The agent SDK work is a distinct concern from the VS Code packaging gulp graph. As its own pipeline step:

  • Visible in the build log — operators see a discrete "Agent SDK: build
    • upload" step they can click into instead of grepping inside "Build client" output.
  • Independently re-triggerable — if the SDK step fails, the operator can re-run just the platform job; if it succeeds but the gulp step fails, the SDK upload is already idempotent (HEAD-then-skip).
  • Doesn't add async-stream complexity to the gulpfile. packageTask stays a sync stream-returning function; the only change is one synchronous readAgentSdkResults() call inside the existing jsonEditor callback.

Files

  • agents/<sdk>/ — one folder per SDK we ship. Each contains a package.json (single dependency: the SDK's own npm package, pinned to an exact version) and a package-lock.json (full transitive graph). Folder name = SDK id = key under product.agentSdks = path segment in the CDN URL. The set of folders IS the SDK list — no parallel array to keep in sync.
  • common.ts — types, getSdks() (discovers SDKs from agents/), getAgentMeta() / getSdkVersion() (reads from agents/<sdk>/package.json, rejects ^/~ ranges), getSdkTargetForBuild() ((vscodePlatform, arch, sdk) → npm-suffix), buildCdnUrl() / buildCdnUrlTemplate(), sha256OfFile(), parseFlags() for CLI flag parsing, and readAgentSdkResults() for the gulpfile-side reader.
  • package.tsbuildOne({ sdk, sdkTarget, outDir }). Runs on any OS: copies agents/<sdk>/{package.json,package-lock.json} into a scratch dir, npm ci with npm_config_libc/os/cpu fetches the foreign platform binary verbatim from the locked graph, then node-tar+gzip with reproducible flags. Has a thin CLI at bottom.
  • upload.tsuploadOne(...). HEAD-then-decide: absent → upload; matching sha → skip (idempotent re-runs); different / no-metadata sha → fail loud, refusing to overwrite content-addressed history. Thin CLI.
  • produce.ts — pipeline-step entry.
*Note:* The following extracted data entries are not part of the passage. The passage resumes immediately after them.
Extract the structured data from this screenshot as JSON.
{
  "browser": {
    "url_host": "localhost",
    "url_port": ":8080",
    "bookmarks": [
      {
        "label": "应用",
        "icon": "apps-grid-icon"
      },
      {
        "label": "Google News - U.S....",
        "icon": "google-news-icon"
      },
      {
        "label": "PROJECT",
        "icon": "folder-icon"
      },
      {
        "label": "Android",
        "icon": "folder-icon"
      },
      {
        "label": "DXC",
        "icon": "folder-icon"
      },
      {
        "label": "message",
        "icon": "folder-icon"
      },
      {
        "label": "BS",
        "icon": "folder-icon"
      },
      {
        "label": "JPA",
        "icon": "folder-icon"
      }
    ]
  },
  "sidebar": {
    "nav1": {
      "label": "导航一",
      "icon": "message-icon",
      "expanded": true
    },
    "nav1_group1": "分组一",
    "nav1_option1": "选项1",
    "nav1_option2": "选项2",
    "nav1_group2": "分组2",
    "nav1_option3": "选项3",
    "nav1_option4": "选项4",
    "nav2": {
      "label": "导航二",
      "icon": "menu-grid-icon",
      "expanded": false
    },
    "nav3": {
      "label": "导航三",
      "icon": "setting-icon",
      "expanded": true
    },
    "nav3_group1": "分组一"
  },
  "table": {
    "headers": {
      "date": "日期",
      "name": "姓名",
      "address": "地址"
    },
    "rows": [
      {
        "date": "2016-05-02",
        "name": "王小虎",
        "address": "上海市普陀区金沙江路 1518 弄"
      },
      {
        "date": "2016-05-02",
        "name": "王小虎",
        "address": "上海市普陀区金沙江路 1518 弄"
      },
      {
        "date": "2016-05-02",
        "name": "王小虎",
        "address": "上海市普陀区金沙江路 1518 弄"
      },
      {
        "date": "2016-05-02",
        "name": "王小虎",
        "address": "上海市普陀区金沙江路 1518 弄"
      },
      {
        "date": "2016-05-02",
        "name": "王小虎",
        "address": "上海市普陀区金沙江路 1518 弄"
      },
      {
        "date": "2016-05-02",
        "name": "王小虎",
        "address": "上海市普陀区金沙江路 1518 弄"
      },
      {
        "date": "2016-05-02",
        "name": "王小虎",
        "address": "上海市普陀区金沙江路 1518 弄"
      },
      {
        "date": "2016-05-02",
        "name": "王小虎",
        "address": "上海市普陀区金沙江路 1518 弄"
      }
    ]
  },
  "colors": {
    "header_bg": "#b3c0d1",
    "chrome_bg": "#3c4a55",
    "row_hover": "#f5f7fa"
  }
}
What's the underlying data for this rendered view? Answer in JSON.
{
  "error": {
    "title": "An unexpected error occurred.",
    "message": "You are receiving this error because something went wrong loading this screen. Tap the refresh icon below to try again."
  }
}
For one (vscode-platform, arch), iterates the SDKs in parallel, calls buildOne + uploadOne for each that applies, writes results to AGENT_SDK_RESULTS_FILE, and emits ##vso[task.setvariable] so downstream pipeline steps see the path.

Bumping an SDK version

  1. Edit the dependencies version in build/agent-sdk/agents/<sdk>/package.json to the new exact version.
  2. From that directory: npm install --package-lock-only --ignore-scripts to refresh package-lock.json.
  3. Also bump the matching devDependencies entry in repo-root package.json (the runtime imports types from that copy) so the shipped types and the build-time pin stay in lockstep.
  4. npm install at repo root to refresh the root lockfile.
  5. Commit all four edits together.

The next pipeline run rebuilds + uploads each platform tarball at the new content-addressed CDN path and re-stamps each product.json with the new urlTemplate pointing at the bumped version.

No human-paste step into vscode-distro. No coordination between jobs.

Local dev

Build one tarball locally:

node build/agent-sdk/package.ts --sdk=claude --target=darwin-arm64 --out=/tmp/out

For OSS contributors who want to drive the agent host without going through the CDN, point the dev override env vars at a local SDK install:

VSCODE_AGENT_HOST_CLAUDE_SDK_ROOT=/path/to/anthropic-claude-sdk-install \
  ./scripts/code.sh

(See src/vs/platform/agentHost/common/agentService.ts for env var names.)